Il n’a aucune soif, sauf celle de parler avec des amis, d’être avec des amis. Mais cette soif-là est immense, insatiable. Avant l’arrivée des amis, il est couché. Quand les amis sont là, il est assis et il mange. Un peu. Et il a de l’humour et il rigole. Et il me fait rire.

Il parle de ce qui se passe en lui, de cette nouvelle étape de sa vie.

Cette présente étape, qui survient à la suite de toutes les autres : celle où il était dans l’armée, celle où il a vécu en Méditerranée pendant six mois sur un bateau, celle où il a appris, celle où il a construit, celle où il a enseigné, celle où il s’est marié, a divorcé, s’est remis en couple deux fois puis s’est séparé. Et celle où sa dernière compagne, avec qui il partageait un quotidien léger, léger, doux, tendre, respectueux, admiratif, est morte.

Il parle de cette étape qu’il vit, durant laquelle les gens au téléphone sont surpris qu’il soit si vieux, étant donné son timbre de voix, si jeune, durant laquelle il regarde ses amis faire son marché pendant que lui boîte d’un comptoir à un autre, ou les attend derrière le volant de sa voiture.

L’étape durant laquelle il regarde les jours naître et disparaître sans pouvoir faire ce qu’il aimait, sauf regarder les jours passer.

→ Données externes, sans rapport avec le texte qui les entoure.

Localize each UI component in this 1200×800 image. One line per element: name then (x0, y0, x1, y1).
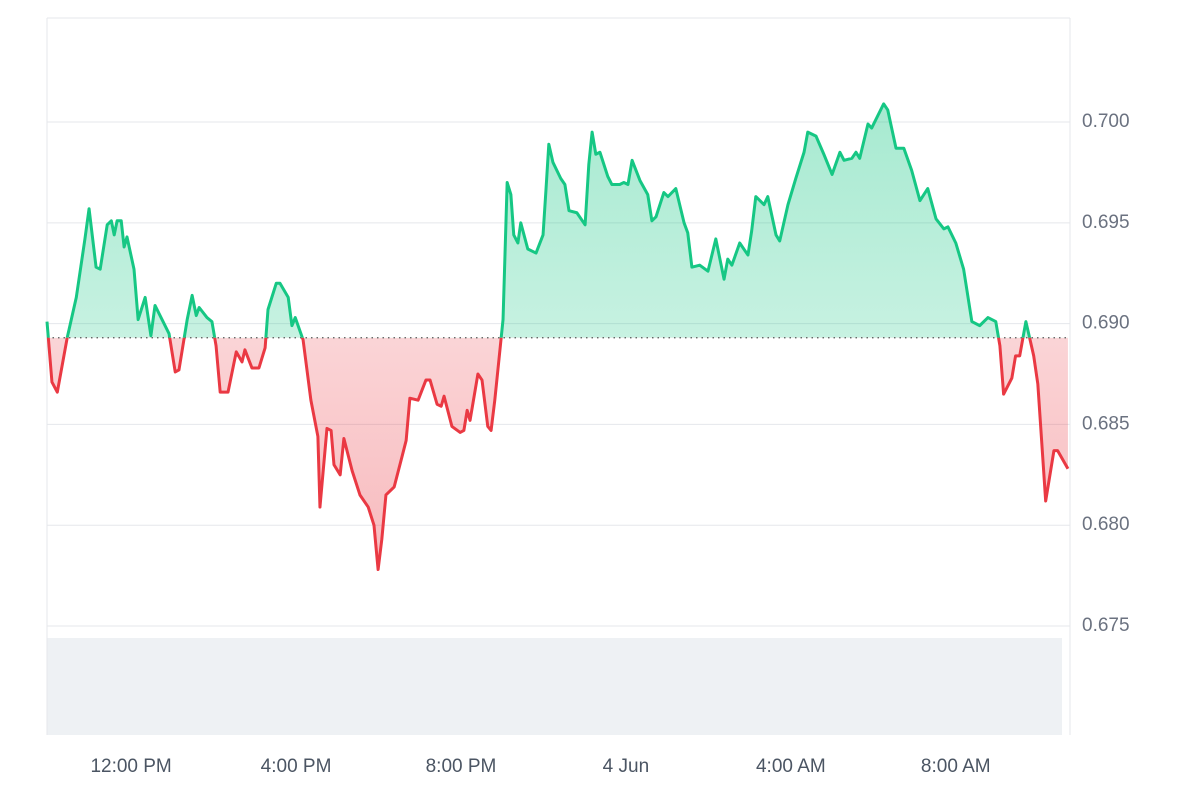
x-tick-label: 12:00 PM (90, 756, 171, 777)
plot: 0.675 0.680 0.685 0.690 0.695 0.700 12:00 PM 4:… (45, 102, 1130, 777)
x-tick-label: 8:00 AM (921, 756, 991, 777)
x-tick-label: 4:00 PM (261, 756, 332, 777)
y-tick-label: 0.680 (1082, 514, 1130, 535)
y-tick-label: 0.685 (1082, 413, 1130, 434)
x-tick-label: 4:00 AM (756, 756, 826, 777)
price-line-up (45, 102, 1032, 338)
y-tick-label: 0.675 (1082, 615, 1130, 636)
x-tick-label: 8:00 PM (426, 756, 497, 777)
y-tick-label: 0.695 (1082, 212, 1130, 233)
x-tick-label: 4 Jun (603, 756, 649, 777)
volume-area (47, 638, 1062, 735)
y-tick-label: 0.690 (1082, 313, 1130, 334)
y-tick-label: 0.700 (1082, 111, 1130, 132)
area-up (47, 103, 1068, 338)
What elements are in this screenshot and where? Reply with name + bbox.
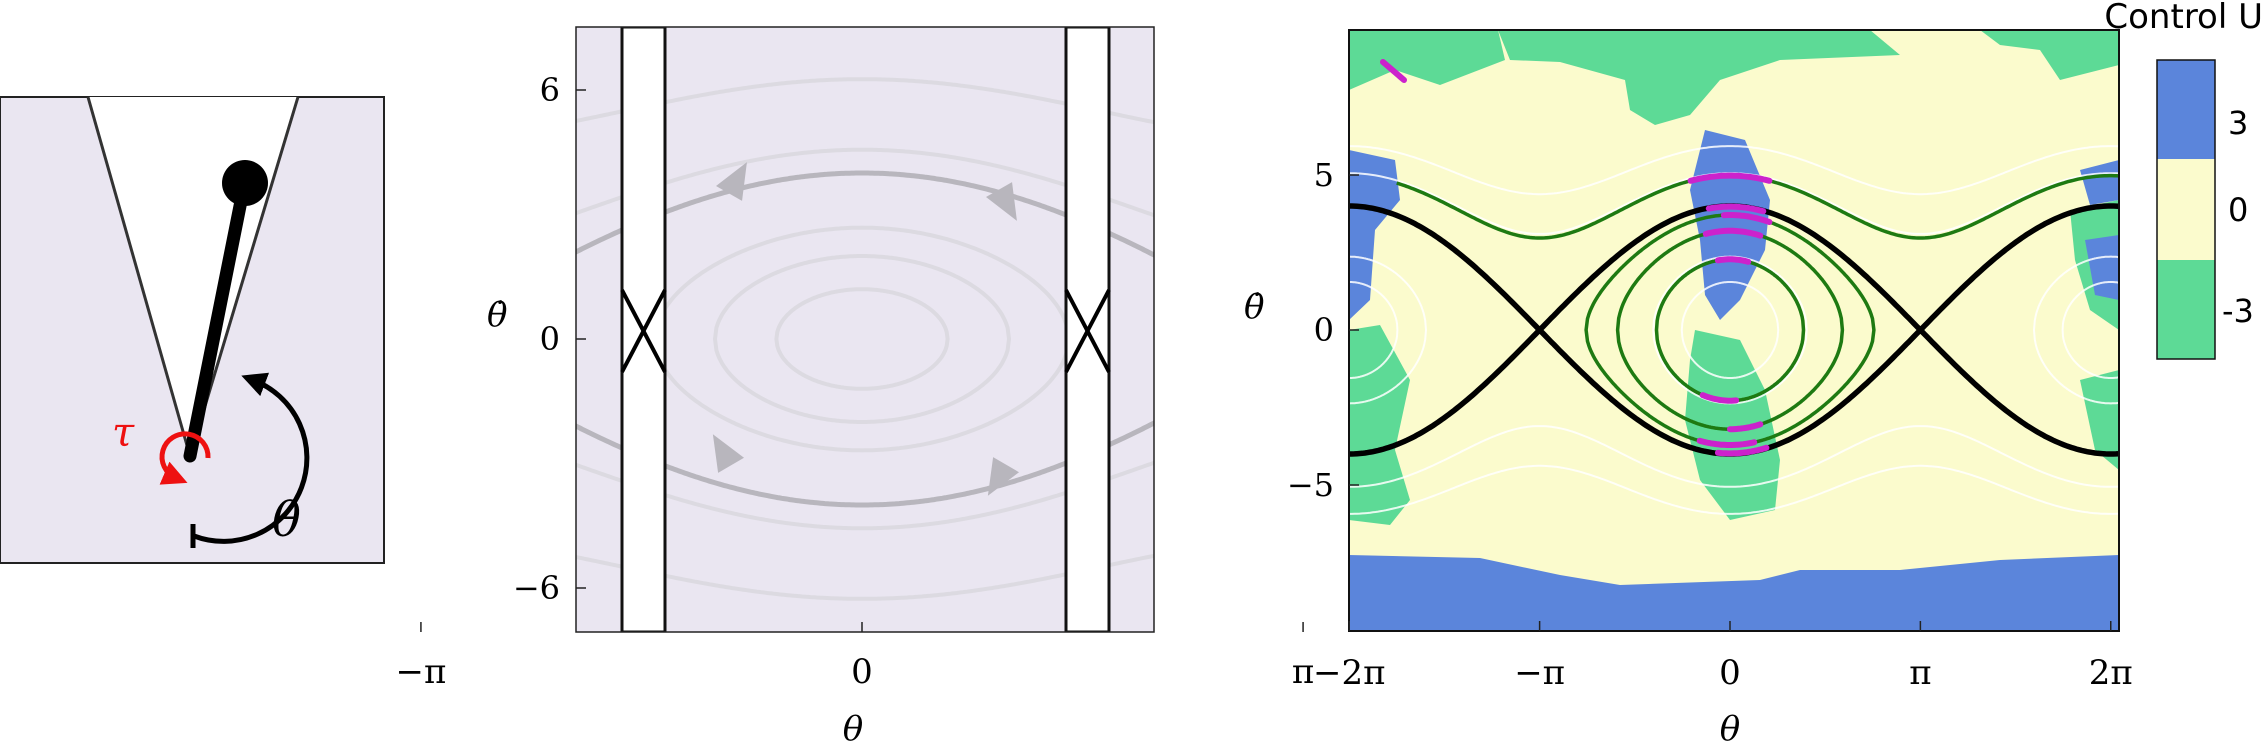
phase-ytick-label: 6: [540, 71, 560, 109]
phase-y-axis-label: θ̇: [487, 295, 507, 335]
control-xtick-label: π: [1909, 653, 1931, 693]
switch-segment-2: [1720, 212, 1773, 225]
white-rotating-orbit-1: [1349, 464, 2119, 515]
white-orbit-0-0: [1680, 281, 1780, 379]
closed-orbit-0: [774, 287, 950, 391]
region-green-top-right: [1980, 30, 2119, 80]
colorbar-label-high: 3: [2228, 104, 2248, 142]
control-y-axis-label: θ̇: [1244, 287, 1264, 327]
control-ytick-label: 5: [1314, 156, 1334, 194]
colorbar-title: Control U: [2104, 0, 2263, 37]
phase-ytick-label: −6: [513, 569, 560, 607]
wedge-edge-left: [86, 96, 192, 457]
phase-ytick-label: 0: [540, 320, 560, 358]
flow-arrow-upper-left: [716, 162, 747, 201]
control-map-panel: 5 0 −5 −2π −π 0 π 2π θ̇ θ: [1244, 29, 2133, 749]
pendulum-bob: [222, 160, 268, 206]
white-orbit-0-1: [2061, 281, 2119, 379]
region-blue-right-mid: [2085, 235, 2119, 300]
phase-xtick-label: 0: [851, 652, 873, 692]
control-xtick-label: 0: [1719, 653, 1741, 693]
flow-arrow-lower-left: [712, 434, 745, 473]
switch-segment-8: [1714, 444, 1770, 457]
angle-symbol: θ: [272, 492, 301, 548]
torque-symbol: τ: [112, 410, 135, 456]
phase-xtick-label: −π: [395, 652, 446, 692]
phase-plot-background: [576, 27, 1154, 632]
flow-arrow-upper-right: [986, 182, 1017, 221]
white-orbit-1-1: [2032, 255, 2119, 405]
colorbar-swatch-high: [2157, 60, 2215, 159]
white-rotating-orbit-0: [1349, 425, 2119, 488]
switch-segment-3: [1702, 227, 1764, 239]
region-green-top-center: [1498, 30, 1900, 125]
switch-segment-6: [1727, 421, 1764, 433]
phase-x-axis-label: θ: [843, 709, 863, 749]
control-x-axis-label: θ: [1720, 709, 1740, 749]
switch-segment-0: [1687, 172, 1773, 184]
colorbar-swatch-zero: [2157, 159, 2215, 260]
colorbar-swatch-low: [2157, 260, 2215, 359]
control-regions: [1349, 30, 2119, 631]
colorbar-label-zero: 0: [2228, 191, 2248, 229]
control-xtick-label: 2π: [2089, 653, 2133, 693]
control-orbits: [1349, 145, 2119, 515]
separatrix-cross-0b: [620, 289, 667, 373]
phase-xtick-label: π: [1292, 652, 1314, 692]
torque-arc-icon: [159, 431, 211, 485]
colorbar: Control U 3 0 -3: [2104, 0, 2263, 360]
control-switch-segments: [1380, 59, 1773, 457]
closed-orbit-1: [712, 254, 1012, 424]
control-ytick-label: −5: [1287, 466, 1334, 504]
pendulum-panel: τ θ: [0, 96, 385, 564]
switch-segment-4: [1714, 256, 1752, 265]
white-orbit-1-2: [1349, 255, 1428, 405]
separatrix-crossings: [620, 289, 1111, 373]
white-rotating-orbit-1: [1349, 145, 2119, 196]
separatrix-cross-1b: [1064, 289, 1111, 373]
switch-segment-7: [1696, 437, 1758, 448]
control-map-background: [1349, 30, 2119, 631]
region-green-top-left: [1349, 30, 1505, 90]
region-blue-left-upper: [1349, 150, 1400, 320]
phase-portrait-panel: 6 0 −6 −π 0 π θ̇ θ: [395, 26, 1314, 749]
colorbar-frame: [2156, 59, 2216, 360]
controlled-closed-trajectory-1: [1615, 229, 1845, 431]
angle-arc-icon: [193, 372, 310, 544]
white-orbit-0-2: [1349, 281, 1399, 379]
phase-plot-frame: [575, 26, 1155, 633]
pendulum-rod: [183, 179, 251, 463]
colorbar-label-low: -3: [2222, 292, 2254, 330]
region-green-right-lower: [2080, 370, 2119, 470]
controlled-closed-trajectory-0: [1584, 213, 1876, 447]
region-blue-bottom: [1349, 555, 2119, 631]
control-xtick-label: −2π: [1313, 653, 1385, 693]
control-ytick-label: 0: [1314, 311, 1334, 349]
switch-segment-corner: [1380, 59, 1407, 83]
region-blue-right-upper: [2080, 160, 2119, 205]
flow-arrow-lower-right: [987, 457, 1020, 496]
switch-segment-1: [1705, 203, 1767, 215]
switch-segment-5: [1699, 392, 1740, 404]
region-green-center-lower: [1685, 330, 1780, 520]
control-xtick-label: −π: [1514, 653, 1565, 693]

Durant laquelle il regarde son corps se flétrir, ses intérêts et ses capacités s’amenuiser ; l’étape durant laquelle il réparerait encore tout ce qui cloche, depuis le bouton de la cuisinière jusqu’au moteur du bulldozer, si seulement il pouvait se tenir debout, s’il avait la force de marcher sans canne.

Il vieillit encore, ce vieil homme. Mon ami.

Que j’écoute avec attention, parce que ce qu’il dit est remarquable d’intelligence, de fine observation, d’humour gentil, d’amour sans faille pour le genre humain qui crée ses drames quotidiens avec la régularité d’une horloge millénaire. Le vieil homme qui, à sa façon douce et simple, continue à regarder nos vies avec intérêt, humour et calme.

Ce vieil homme, mon ami, qui vieillit encore.